I can’t argue with that last point. The media, reflecting society, excel at outrage that quickly burns itself out.

But as a matter of political messaging, Obama ticked off so many different things—and without much passion—that his message was muddled.

The media thrive on conflict, so there’s often an assumption that different factions must be at odds. If you attack the hoodlums and thugs who loot and burn, you’re unsympathetic to the poverty that some insist on blaming. If you attack police officers for killing unarmed black men, you’re unsympathetic to the pressures that cops face in fighting crime.
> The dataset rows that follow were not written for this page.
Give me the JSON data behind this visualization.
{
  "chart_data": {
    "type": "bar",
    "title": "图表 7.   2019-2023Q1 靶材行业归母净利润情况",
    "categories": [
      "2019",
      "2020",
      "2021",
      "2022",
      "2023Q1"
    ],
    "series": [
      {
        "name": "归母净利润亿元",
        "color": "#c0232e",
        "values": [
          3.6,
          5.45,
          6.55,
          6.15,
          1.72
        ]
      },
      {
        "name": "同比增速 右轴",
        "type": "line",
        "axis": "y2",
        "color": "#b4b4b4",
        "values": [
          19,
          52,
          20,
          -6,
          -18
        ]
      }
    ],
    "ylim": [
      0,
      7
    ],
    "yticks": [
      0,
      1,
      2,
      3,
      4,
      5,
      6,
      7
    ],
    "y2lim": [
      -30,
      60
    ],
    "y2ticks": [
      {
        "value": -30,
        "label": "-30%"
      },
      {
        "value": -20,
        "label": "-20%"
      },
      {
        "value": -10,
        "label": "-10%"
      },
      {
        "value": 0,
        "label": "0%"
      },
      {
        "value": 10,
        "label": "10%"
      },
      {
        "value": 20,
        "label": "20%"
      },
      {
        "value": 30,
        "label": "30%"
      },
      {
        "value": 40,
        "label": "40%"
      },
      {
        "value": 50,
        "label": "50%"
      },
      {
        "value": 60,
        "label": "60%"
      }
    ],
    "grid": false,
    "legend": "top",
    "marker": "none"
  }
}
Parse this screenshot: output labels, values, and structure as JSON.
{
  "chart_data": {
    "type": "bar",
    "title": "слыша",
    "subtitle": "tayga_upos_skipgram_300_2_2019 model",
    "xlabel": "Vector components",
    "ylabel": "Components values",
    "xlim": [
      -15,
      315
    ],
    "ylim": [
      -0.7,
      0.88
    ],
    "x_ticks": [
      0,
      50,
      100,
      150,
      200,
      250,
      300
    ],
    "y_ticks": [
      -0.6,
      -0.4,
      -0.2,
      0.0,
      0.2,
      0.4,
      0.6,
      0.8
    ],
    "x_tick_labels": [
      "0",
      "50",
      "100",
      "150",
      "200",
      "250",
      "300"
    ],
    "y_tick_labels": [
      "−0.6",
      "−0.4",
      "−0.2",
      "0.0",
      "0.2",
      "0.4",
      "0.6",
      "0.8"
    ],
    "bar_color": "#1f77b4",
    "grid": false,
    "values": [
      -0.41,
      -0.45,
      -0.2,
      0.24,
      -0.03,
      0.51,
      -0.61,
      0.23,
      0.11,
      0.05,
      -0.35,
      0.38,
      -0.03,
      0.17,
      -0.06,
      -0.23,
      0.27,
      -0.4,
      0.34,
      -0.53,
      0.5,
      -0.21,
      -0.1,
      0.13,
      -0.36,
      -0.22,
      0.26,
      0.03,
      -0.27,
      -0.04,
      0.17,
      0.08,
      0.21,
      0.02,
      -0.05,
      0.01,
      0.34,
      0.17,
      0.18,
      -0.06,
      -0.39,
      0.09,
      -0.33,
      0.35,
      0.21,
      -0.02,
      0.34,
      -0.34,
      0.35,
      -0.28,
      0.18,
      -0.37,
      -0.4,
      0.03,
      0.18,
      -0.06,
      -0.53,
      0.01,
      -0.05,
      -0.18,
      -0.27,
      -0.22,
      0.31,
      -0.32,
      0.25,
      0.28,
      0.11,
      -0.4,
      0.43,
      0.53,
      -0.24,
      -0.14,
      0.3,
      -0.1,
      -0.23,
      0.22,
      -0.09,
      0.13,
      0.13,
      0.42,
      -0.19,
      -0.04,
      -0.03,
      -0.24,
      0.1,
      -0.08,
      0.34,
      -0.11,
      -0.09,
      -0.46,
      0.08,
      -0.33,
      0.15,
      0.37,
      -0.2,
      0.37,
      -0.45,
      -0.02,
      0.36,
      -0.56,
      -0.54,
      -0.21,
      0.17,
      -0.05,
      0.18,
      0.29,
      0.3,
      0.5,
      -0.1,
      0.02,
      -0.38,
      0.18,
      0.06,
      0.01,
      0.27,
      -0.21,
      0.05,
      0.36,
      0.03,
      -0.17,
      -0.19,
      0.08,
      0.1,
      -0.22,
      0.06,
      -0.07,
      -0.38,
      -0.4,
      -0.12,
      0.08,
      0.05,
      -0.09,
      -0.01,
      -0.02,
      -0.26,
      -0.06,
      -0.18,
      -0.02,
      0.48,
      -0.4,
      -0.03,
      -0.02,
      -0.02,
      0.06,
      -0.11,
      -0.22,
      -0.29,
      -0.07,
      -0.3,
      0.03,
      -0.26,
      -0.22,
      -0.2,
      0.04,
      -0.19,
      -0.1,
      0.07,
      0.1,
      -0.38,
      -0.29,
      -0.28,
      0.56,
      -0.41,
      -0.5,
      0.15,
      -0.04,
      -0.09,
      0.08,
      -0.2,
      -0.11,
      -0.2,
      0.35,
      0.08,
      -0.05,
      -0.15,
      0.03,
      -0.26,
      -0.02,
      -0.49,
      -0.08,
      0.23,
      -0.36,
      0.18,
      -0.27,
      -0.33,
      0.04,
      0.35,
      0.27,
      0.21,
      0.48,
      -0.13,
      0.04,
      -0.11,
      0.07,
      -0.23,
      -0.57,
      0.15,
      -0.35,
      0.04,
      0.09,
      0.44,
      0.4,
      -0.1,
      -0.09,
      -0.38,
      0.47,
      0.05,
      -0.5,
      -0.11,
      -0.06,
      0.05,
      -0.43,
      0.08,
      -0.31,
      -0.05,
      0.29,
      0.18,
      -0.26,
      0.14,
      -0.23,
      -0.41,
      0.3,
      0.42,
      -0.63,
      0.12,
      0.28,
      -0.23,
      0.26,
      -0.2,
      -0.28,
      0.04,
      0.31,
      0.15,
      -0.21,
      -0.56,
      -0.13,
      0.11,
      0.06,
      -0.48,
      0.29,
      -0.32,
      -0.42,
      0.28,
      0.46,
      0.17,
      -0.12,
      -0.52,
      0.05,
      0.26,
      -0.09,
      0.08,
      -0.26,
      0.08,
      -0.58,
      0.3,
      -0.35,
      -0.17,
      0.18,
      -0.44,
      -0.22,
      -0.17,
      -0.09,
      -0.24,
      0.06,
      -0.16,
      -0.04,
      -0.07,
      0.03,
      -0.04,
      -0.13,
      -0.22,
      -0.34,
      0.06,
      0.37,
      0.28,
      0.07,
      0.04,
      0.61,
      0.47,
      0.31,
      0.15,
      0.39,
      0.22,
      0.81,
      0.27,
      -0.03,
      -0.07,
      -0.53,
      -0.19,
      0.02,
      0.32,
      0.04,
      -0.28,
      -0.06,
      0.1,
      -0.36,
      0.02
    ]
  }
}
Take these examples from the right and left. National Review has a piece headlined “Riot-Plagued Baltimore Is a Catastrophe Entirely of the Democratic Party’s Own Making”:

“No Republican, and certainly no conservative, has left so much as a thumbprint on the public institutions of Baltimore in a generation. Baltimore’s police department is, like Detroit’s economy and Atlanta’s schools, the product of the progressive wing of the Democratic party enabled in no small part by black identity politics. This is entirely a left-wing project, and a Democratic-party project. When will the Left be held to account for the brutality in Baltimore — brutality for which it bears a measure of responsibility on both sides?”

And Salon has a piece headlined “Baltimore’s violent protestors are right: Smashing police cars is a legitimate political strategy”:

“Non-violence is a type of political performance designed to raise awareness and win over sympathy of those with privilege. When those on the outside of struggle—the white, the wealthy, the straight, the able-bodied, the masculine—have demonstrated repeatedly that they do not care, are not invested, are not going to step in the line of fire to defend the oppressed, this is a futile political strategy.

“Militance is about direct action which defends our communities from violence. It is about responses which meet the political goals of our communities in the moment, and deal with the repercussions as they come. It is about saying no, firmly drawing and holding boundaries, demanding the return of stolen resources.”

So it’s either all the Democrats’ fault, or it’s fine to riot and destroy communities—all finger-pointing and polemics.

Let’s close with a question for the media, posed by an African-American woman identifying herself as Danielle, when MSNBC’s Thomas Roberts interviewed her in Baltimore:

“My question to you is, when we were out here protesting all last week, for six days straight peacefully, there were no news cameras, there were no helicopters, there was no riot gear, and nobody heard us.

“So now that we’ve burned down buildings and set businesses on fire and looted buildings, now all of the sudden everybody wants to hear us. Why does it take a catastrophe like this in order for America to hear our cry?”